Nowadays it's this awfully complex web of tests, bloodwork, scans and a myriad other things, not to mention several treatments prescribed "just for good measure" when nothing's wrong with you. It just seems to me like a world that draws you in and isn't inclined to let you go. Not lightly, anyway.
At the end of 2024, a friend dragged me to a doctor she knew, aware of my skepticism. I don't really see the point in going to the doctor if something's not actively bothering you or encumbering you, though there seem to be fewer and fewer of us who think this way. Anyway, that doctor recommended some bloodwork, which I did, and afterwards, I read online a bit about results, possible issues/solutions. The usual thing. Nothing major at all. Though it was surprising to me the lingo these websites and forums used - how willing people are, almost eager, to get diagnosed with major issues or look forward to a lifetime of treatment.
Why are we so desperately seeking to create problems where there are none?
Much as I tried, I couldn't find simple, clear cut answers like "you take an aspirin for a headache". It's always trying all these different treatments, monitoring, check-ups, slowly building an entire team of "your healthcare provider"s in any and every field who'd make of you a project, it seemed, that would last until the end of your life. And some people (many, in fact) seem to enjoy this perverse kind of attention.
I don't know about you, but I don't have a "my" anything doctor. Again, I go to the doctor if I am really sick, which thankfully has never been the case. I don't see the point of having several medical centers, hospitals and private doctors on speed-dial just to make sure I'm okay. I know I'm okay. I have an internal instinct that tells me.

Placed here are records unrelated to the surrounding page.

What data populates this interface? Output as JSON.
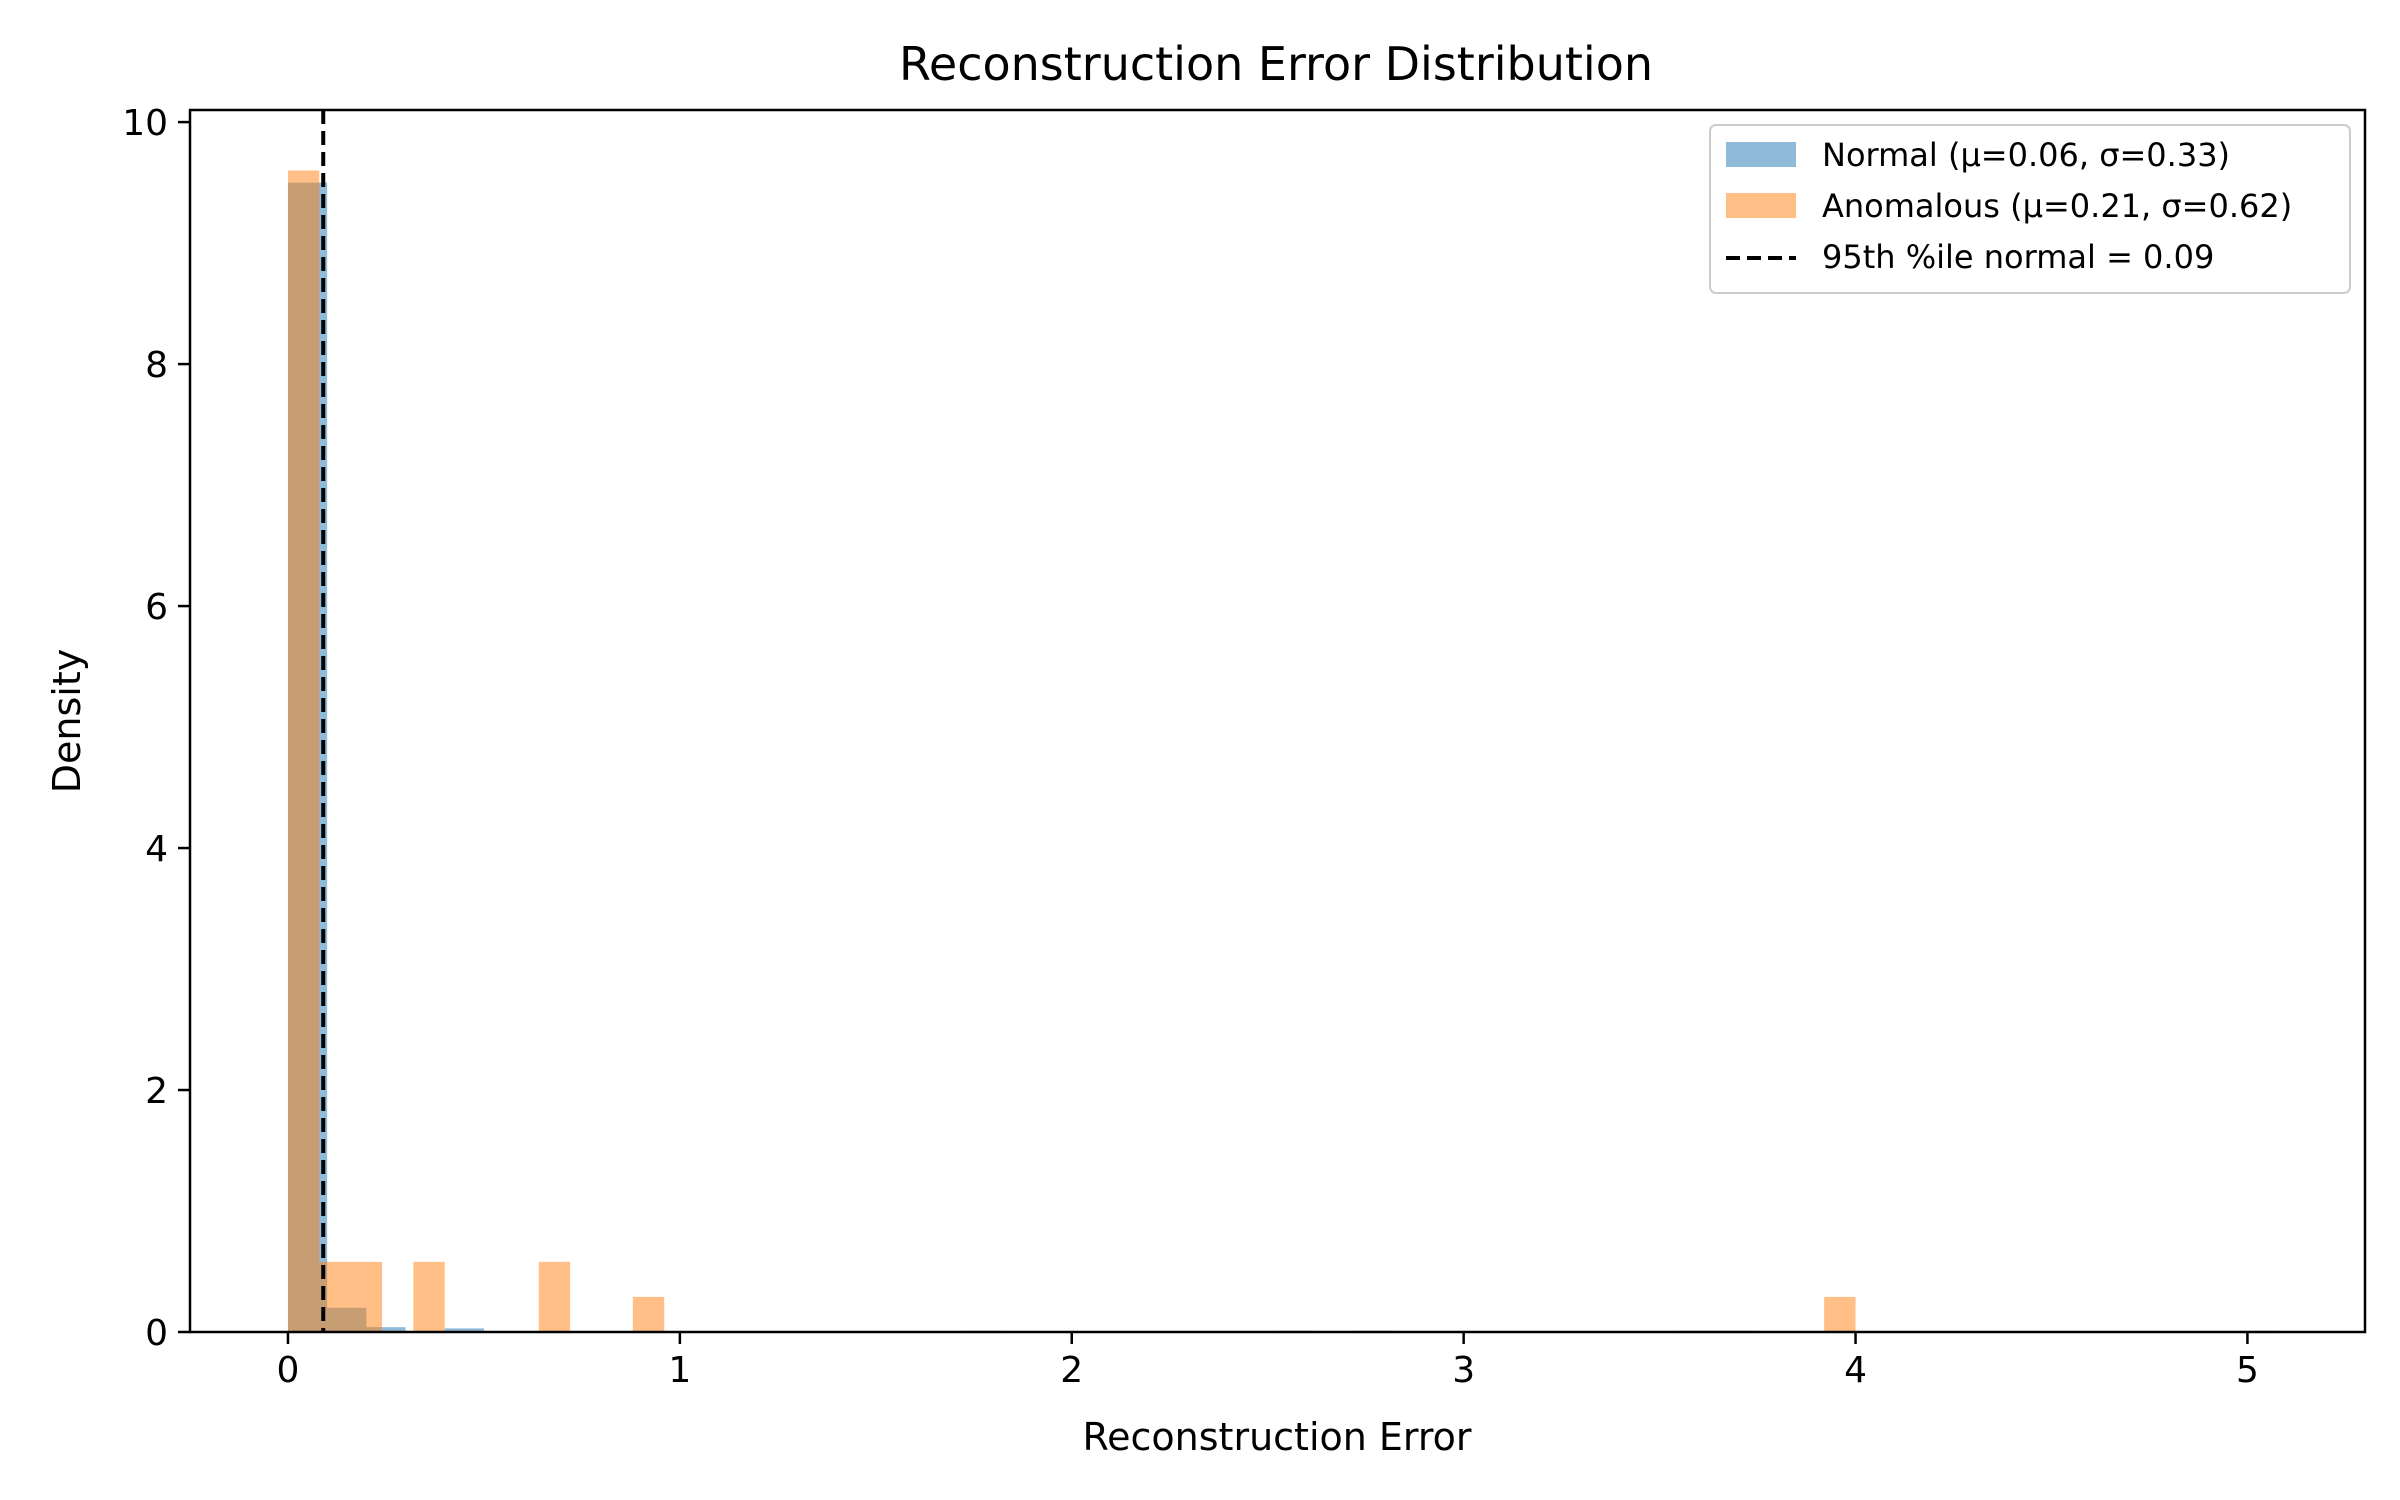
{
  "chart_data": {
    "type": "histogram",
    "title": "Reconstruction Error Distribution",
    "xlabel": "Reconstruction Error",
    "ylabel": "Density",
    "xlim": [
      -0.25,
      5.3
    ],
    "ylim": [
      0,
      10.1
    ],
    "xticks": [
      0,
      1,
      2,
      3,
      4,
      5
    ],
    "yticks": [
      0,
      2,
      4,
      6,
      8,
      10
    ],
    "grid": false,
    "legend_position": "top-right",
    "series": [
      {
        "name": "Normal (μ=0.06, σ=0.33)",
        "color": "#1f77b4",
        "opacity": 0.5,
        "bins": [
          {
            "x0": 0.0,
            "x1": 0.1,
            "density": 9.5
          },
          {
            "x0": 0.1,
            "x1": 0.2,
            "density": 0.2
          },
          {
            "x0": 0.2,
            "x1": 0.3,
            "density": 0.04
          },
          {
            "x0": 0.4,
            "x1": 0.5,
            "density": 0.03
          },
          {
            "x0": 1.72,
            "x1": 1.82,
            "density": 0.01
          },
          {
            "x0": 2.52,
            "x1": 2.62,
            "density": 0.01
          },
          {
            "x0": 2.72,
            "x1": 2.82,
            "density": 0.01
          },
          {
            "x0": 3.55,
            "x1": 3.75,
            "density": 0.01
          },
          {
            "x0": 4.98,
            "x1": 5.08,
            "density": 0.01
          }
        ]
      },
      {
        "name": "Anomalous (μ=0.21, σ=0.62)",
        "color": "#ff7f0e",
        "opacity": 0.5,
        "bins": [
          {
            "x0": 0.0,
            "x1": 0.08,
            "density": 9.6
          },
          {
            "x0": 0.08,
            "x1": 0.16,
            "density": 0.58
          },
          {
            "x0": 0.16,
            "x1": 0.24,
            "density": 0.58
          },
          {
            "x0": 0.32,
            "x1": 0.4,
            "density": 0.58
          },
          {
            "x0": 0.64,
            "x1": 0.72,
            "density": 0.58
          },
          {
            "x0": 0.88,
            "x1": 0.96,
            "density": 0.29
          },
          {
            "x0": 3.92,
            "x1": 4.0,
            "density": 0.29
          }
        ]
      }
    ],
    "threshold": {
      "label": "95th %ile normal = 0.09",
      "x": 0.09,
      "color": "#000000",
      "style": "dashed"
    }
  }
}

And as I read, the penny dropped. I realized how easily I'd let myself be drawn down this slippery slope already - a consultation here, bloodwork there, obviously followed by more consultations, then presumably trial-and-error treatments that risk creating more problems (when you didn't even have a problem in the first place), then treatment, consultations, bloodwork for those new problems... you see how this never ends? And yet, I'm crazy for being skeptical of a system that's perfectly willing to put you on harsh antibiotics, cancer treatments and other serious drugs on the off-chance that there might be something wrong with you?
When I moved into my house, the heater in my bedroom leaked. I called a handyman who "fixed" it twice., after it came completely loose and flooded the room, and after two (or 3?) visits from said handyman, I discovered to my delight the damn thing still fucking leaked. Now it has a little cup under it and is left well enough alone. But somehow, that's not a mentality that's too popular in medicine. They keep thinking you gotta tinker away at things until you break them worse than they were, and it's not their fault. In medicine, as in most other fields, there's a few, very few forward-thinkers and trailblazers. But many of the doctors that treat you are just average people following a rhythm and law dictated from higher above. We all need a word of law, and for people in the medical industry, that's theirs. But it doesn't have to be yours - nothing that encourages you to ascribe blind faith to it should be.
It's scary to me how many people are willing to go down this slippery slope of tests and treatments when they don't really have to. And why? Do we just enjoy the attention? Is this a desperate bid to replace a god we feel is faltering? Are we still in our search for life eternal?